I am trying to implement Guided Attention Networks using the Gluon API. This technique extends GradCAM and requires that you access gradients w.r.t. the feature map output of the last convolutional layer. Is there a way to retrieve these gradients with Gluon?

I’ve previously implemented this in Pytorch here. I used pytorch’s backward hooks to retrieve this gradient. I’ve found a couple different GradCAM implementations in MXNet, but they all seem to be getting gradients w.r.t. the final convolution weight, not the feature map. I also found this post on the github with exactly what I’m looking for, but in stock mxnet.

I was limited to only two links in the post, but I have links to the papers and examples mentioned above that I can provide on request.


Hi @austin.doolittle,

If x is your feature map, try calling x.attach_grad() before autograd.record(). You should then be able to access the gradient with x.grad afterwards.

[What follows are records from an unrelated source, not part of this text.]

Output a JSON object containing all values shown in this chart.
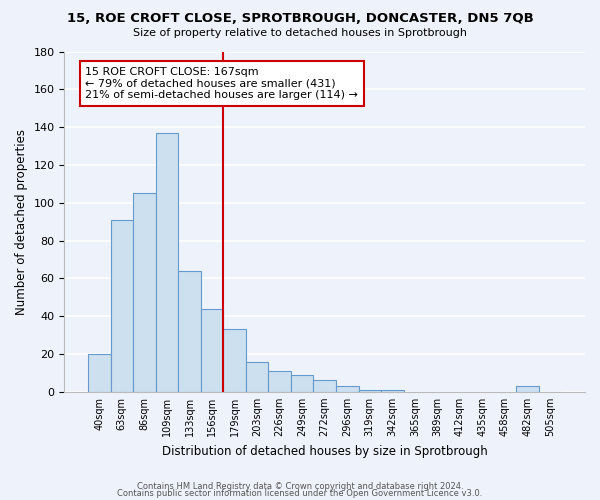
{
  "title": "15, ROE CROFT CLOSE, SPROTBROUGH, DONCASTER, DN5 7QB",
  "subtitle": "Size of property relative to detached houses in Sprotbrough",
  "xlabel": "Distribution of detached houses by size in Sprotbrough",
  "ylabel": "Number of detached properties",
  "bin_labels": [
    "40sqm",
    "63sqm",
    "86sqm",
    "109sqm",
    "133sqm",
    "156sqm",
    "179sqm",
    "203sqm",
    "226sqm",
    "249sqm",
    "272sqm",
    "296sqm",
    "319sqm",
    "342sqm",
    "365sqm",
    "389sqm",
    "412sqm",
    "435sqm",
    "458sqm",
    "482sqm",
    "505sqm"
  ],
  "bar_values": [
    20,
    91,
    105,
    137,
    64,
    44,
    33,
    16,
    11,
    9,
    6,
    3,
    1,
    1,
    0,
    0,
    0,
    0,
    0,
    3,
    0
  ],
  "bar_color": "#cce0f0",
  "bar_edge_color": "#6699cc",
  "vline_x": 5.5,
  "vline_color": "#cc0000",
  "annotation_title": "15 ROE CROFT CLOSE: 167sqm",
  "annotation_line1": "← 79% of detached houses are smaller (431)",
  "annotation_line2": "21% of semi-detached houses are larger (114) →",
  "annotation_box_color": "#ffffff",
  "annotation_box_edge_color": "#cc0000",
  "ylim": [
    0,
    180
  ],
  "yticks": [
    0,
    20,
    40,
    60,
    80,
    100,
    120,
    140,
    160,
    180
  ],
  "footer1": "Contains HM Land Registry data © Crown copyright and database right 2024.",
  "footer2": "Contains public sector information licensed under the Open Government Licence v3.0.",
  "background_color": "#eef3fb"
}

Thanks for your reply! I don’t have access to the feature map before I enter the autograd.record() scope because it is the output of a HybridSequential() containing my feature extractor. I tried calling x.attach_grad() from within the autograd.record() scope and it does appear to yield a gradient, however it also seems to destroy the graph up to that point. I call output.backward(retain_graph=True) to retrieve this gradient (where output is the ground truth labels), but do not update any parameters as a result of it because this gradient is factored into the training process. I later call total_loss.backward(), where total loss is the loss of original classification + attention mining loss as described in the GAIN paper, but I then get the error:

Gradient of Parameter conv0_weight on context gpu(0) has not been updated by backward since last step. This could mean a bug in your model that made it only use a subset of the Parameters (Blocks) for this iteration. If you are intentionally only using a subset, call step with ignore_stale_grad=True to suppress this warning and skip updating of Parameters with stale gradient

EDIT: I reread my explanation above and realized it was super abstract and confusing, so I pushed my source to github. Lines of interest and


I attempted to leave the mx.autograd.record() block, call attach_grad() on the feature map, and reenter mx.autograd.record(). This doesn’t raise an error, but the gradient always returns 0. @thomelane do you have any further suggestions?


Check if this helps:
That PR implements Grad-CAM using Gluon.


That helps me understand exactly what I’ll need to do to get this implemented. Thanks for your help @indu and @thomelane!